Eines aus der Zeit habe ich gerne beibehalten: ich verwende zum Waschen/Duschen und Haare waschen nach wie vor rein vegane Seifen, stark rückfettend. Die sind zwar auch kein Wundermittel, aber zumindest angenehmer und schonender für die Haut/Kopfhaut. Bilde ich mir zumindest ein. Vielleicht aber würde ich bei Nutzung meines früher üblichen Alpecina-Shampoos auch keinen Unterschied merken? Wer weiß...

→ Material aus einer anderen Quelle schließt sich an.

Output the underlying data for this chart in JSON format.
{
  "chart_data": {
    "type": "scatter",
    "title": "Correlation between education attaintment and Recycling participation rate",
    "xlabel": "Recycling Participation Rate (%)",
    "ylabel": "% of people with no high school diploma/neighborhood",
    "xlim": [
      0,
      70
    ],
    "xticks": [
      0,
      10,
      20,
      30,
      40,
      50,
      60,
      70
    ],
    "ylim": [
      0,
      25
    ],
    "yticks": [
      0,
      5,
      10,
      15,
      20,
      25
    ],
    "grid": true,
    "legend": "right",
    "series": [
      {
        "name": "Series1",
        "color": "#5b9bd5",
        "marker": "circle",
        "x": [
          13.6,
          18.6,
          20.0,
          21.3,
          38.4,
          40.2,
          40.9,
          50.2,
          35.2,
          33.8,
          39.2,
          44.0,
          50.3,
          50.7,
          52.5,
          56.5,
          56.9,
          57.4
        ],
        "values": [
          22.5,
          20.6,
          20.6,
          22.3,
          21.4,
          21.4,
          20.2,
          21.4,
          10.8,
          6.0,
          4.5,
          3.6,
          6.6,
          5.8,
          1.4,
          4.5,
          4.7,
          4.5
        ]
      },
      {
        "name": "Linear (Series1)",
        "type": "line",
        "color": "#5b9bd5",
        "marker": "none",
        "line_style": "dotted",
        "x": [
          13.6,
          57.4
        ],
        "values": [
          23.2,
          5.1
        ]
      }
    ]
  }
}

Ich habe viel, auch in diversen Foren über die Psoriasis gelesen, auch viele Erfahrungsberichte von Betroffenen, viel Tips und Ratschläge, Theorien und Therapien. Darunter auch manche abstruse und geradezu haasträubende Beiträge, aber meistens emphatische und manchmal wirklich hilfreiche. Und letztere zeichneten sich vor allem dadurch aus, daß sie die Psoriasis als das akzeptierten und annahmen was sie ist: eine nach wie vor weitestgehend unerklärliche Erkrankung (Syndrom) mit sehr individueller Ausprägung. Die Betroffenen können weniger auf konkrete oder gar verläßliche Therapien "zur Heilung" hoffen, sondern profitieren mehr von der psychologischen Unterstützung beim Weg mit der Psoriasis oder im günstigen Fall aus der Psoriasis.

Wobei nicht unerwähnt bleiben darf, daß es durchaus in besonders schweren Fällen sehr gut wirkende medikamentöse, systemisch wirkende Therapien gibt. Ein Bekannter von mir hatte sich zu einer dieser nicht risikofreien Therapien entschlossen, weil die Ausprägungen bei ihm wirklich unerträglich extrem waren. Verschorfung, aufbrechende Verhornungen und Juckreiz am gesamten Körper. Die genauen Einzelheiten kann ich momentan nicht mehr wiedergeben, nur soviel: Zwingend waren über den gesamten Zeitraum umfangreiche Blutuntersuchungen und andere Checks. Das Ergebnis war dann aber durchschlagend. Er betrachtet sich bis heute als "geheilt".

Ich fürchte, daß mein Beitrag Betroffenen zwar nicht unbedingt groß helfen kann, aber vielleicht etwas mehr Hoffnung...  

 

Bearbeitet ( von Lupe)

Hervorgehobene Antworten

Hallo Lupe, ich für meinen Teil, finde es immer wieder gut zuhören, wie die pso sich verhält... Man fühlt sich verstanden, wenn man weiß auch beim anderen geht's mal bergauf und bergab... 

Schön, dass du Claudia Anfrage gefolgt bist. 

Das Forum kann ein Stückchen Wohlbefinden sein, wenn man die anderen kennen und schätzen lernt. 

Auch sind manchmal kontroverse Diskussionen angenehm um die eigene Position zu überdenken... 

 

Lass dich doch einladen, wieder öfter mal rein zu schauen und mit zu schreiben und lesen. Gib uns eine Chance dich kennen zu lernen. ☺️

LG Supermom

Bearbeitet ( von Supermom)

  • 1 Monat später...
Am 21.4.2020 um 21:48 schrieb Lupe:

Ich fürchte, daß mein Beitrag Betroffenen zwar nicht unbedingt groß helfen kann, aber vielleicht etwas mehr Hoffnung...  

Hallo @Lupe

Danke trotzdem fürs Aufschreiben, denn auch Hoffnung ist für viele so wichtig, wenn sich die Psoriasis mal wieder richtig austobt.